Strategic Priorities 2, 3, 4 and 5 presented the following at the June 24 meeting:

  • Strategic Priority 2 (SP 2): Provide a transformative learning community that prepares students for advanced education, careers and purposeful living.

    The SP 2 committee will keep its goals and will raise some of its metric targets, but some are hard to move, said co-chair Brian Rose, vice president for student affairs. “Metrics inform us and are a measure of our success with students and, for example, retention had a numerical target that we came close to or just reached,” he said. “But these are hard lines to move with a lot of effort for little change, so we set fairly flat targets.
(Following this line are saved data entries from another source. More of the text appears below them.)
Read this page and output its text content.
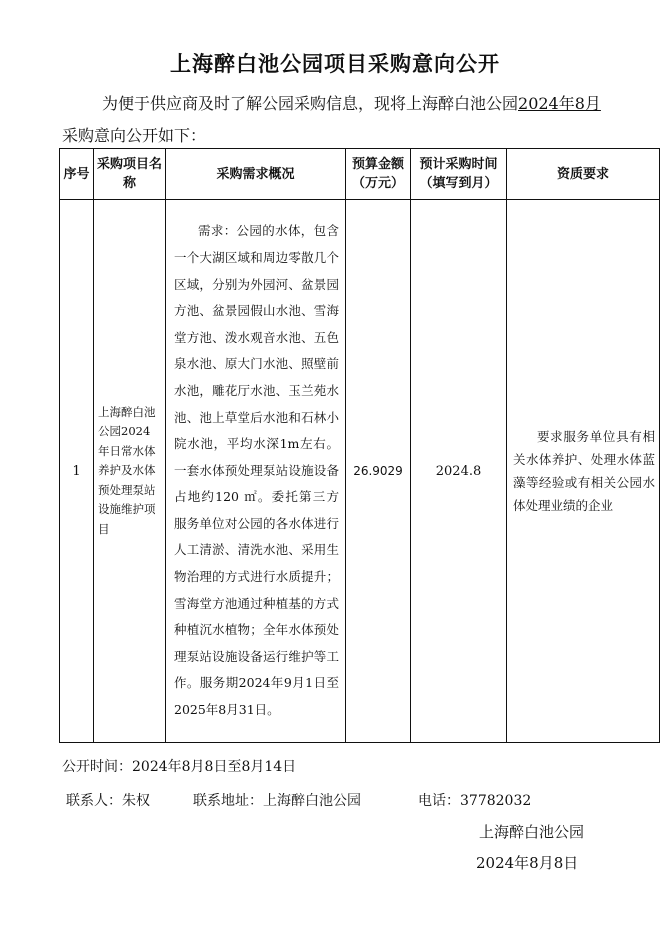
上海醉白池公园项目采购意向公开
为便于供应商及时了解公园采购信息，现将上海醉白池公园2024年8月采购意向公开如下：
序号	采购项目名称	采购需求概况	预算金额（万元）	预计采购时间（填写到月）	资质要求
1	上海醉白池公园2024年日常水体养护及水体预处理泵站设施维护项目	需求：公园的水体，包含一个大湖区域和周边零散几个区域，分别为外园河、盆景园方池、盆景园假山水池、雪海堂方池、泼水观音水池、五色泉水池、原大门水池、照壁前水池，雕花厅水池、玉兰苑水池、池上草堂后水池和石林小院水池，平均水深1m左右。一套水体预处理泵站设施设备占地约120 ㎡。委托第三方服务单位对公园的各水体进行人工清淤、清洗水池、采用生物治理的方式进行水质提升；雪海堂方池通过种植基的方式种植沉水植物；全年水体预处理泵站设施设备运行维护等工作。服务期2024年9月1日至2025年8月31日。	26.9029	2024.8	要求服务单位具有相关水体养护、处理水体蓝藻等经验或有相关公园水体处理业绩的企业
公开时间：2024年8月8日至8月14日
联系人：朱权	联系地址：上海醉白池公园	电话：37782032
上海醉白池公园
2024年8月8日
    “We also talked about benchmarking our performance against peer institutions, so should we use a comparative benchmark or a flat number?” he asked as an open question to the group. It was suggested that both be used, and that would serve a number of purposes, such as for marketing us as a school where students graduate in four, not six years, keeping their costs lower over four years than they would be at a school with discounted tuition but poor four-year graduation rates.

  • Strategic Priority 3 (SP 3): Unite to foster a diverse and inclusive campus culture.

    The SP 3 committee readjusted its charge to include the word excellence, basing it on an Inclusive Excellence Model of diversity, equity, inclusion and belonging said co-chair Karen Jones, vice president for diversity, equity and inclusion.

    “Essentially, the model looks at diversity as a key component of a comprehensive strategy for achieving institutional excellence – which includes, but is not limited to, the academic excellence of all students in attendance and concerted efforts to educate all students to be successful in a diverse society and equip them with sophisticated intercultural skills,” she said. “We have re-bucketed our goals to represent the Inclusive Excellence Model.”

    The group suggested some new targets that are achievable but with sights set high. “In fact, most of our objectives tie to the Truth and Reconciliation Committee recommendations,” added co-chair Daryl Santos, professor of systems science and industrial engineering and vice provost for diversity and inclusiveness. “I think we’ve assessed and made ties to at least eight of the 10 recommendations.”

  • Strategic Priority 4 (SP 4): Enhance the University’s economic, social and cultural impact through engagement from the local to the global level.

    The establishment of the new SP 6 for Internationalization, removing internationalization from SP 4, allowed the SP4 committee to recalibrate its goals and metrics quite a bit to help create changes that are mutually beneficial to the school and the community, noted co-chair Kelli Smith, assistant vice president for student success.

    “There are some big jumps in the metrics for Goal 1 and we really believe that the ability to increase our stipends as an incentive will help us with the number of community engaged learning designated courses,” she said.

    For other goals, Smith explained that the committee wants to exceed the national average for student voting, increase its ability to gather data on volunteerism by faculty and staff, and conduct a survey of the community about the extent of engagement with the University.

    “We are trying to use Carnegie-level language, even though this isn’t specifically for Carnegie,” Smith said. A new Goal 5 to assess how alumni are engaged with their communities is still in development.

  • Strategic Priority 5 (SP 5): Optimize the acquisition and allocation of human, technological, financial and physical resources.

    SP 5 will keep all of its current metrics with some minor adjustments of targets, but add three more, said co-chair John Cordi, CFO and senior associate vice president.

    “The three new metrics are around how to measure private support in three areas — alumni, annual fund giving and our endowment,” Cordi said. “The third metric is more important to the campus because of what we can utilize for the campus. We’re on a good trajectory and know we will continue to grow the endowment. We want to get to having $25 million available to the campus to use.”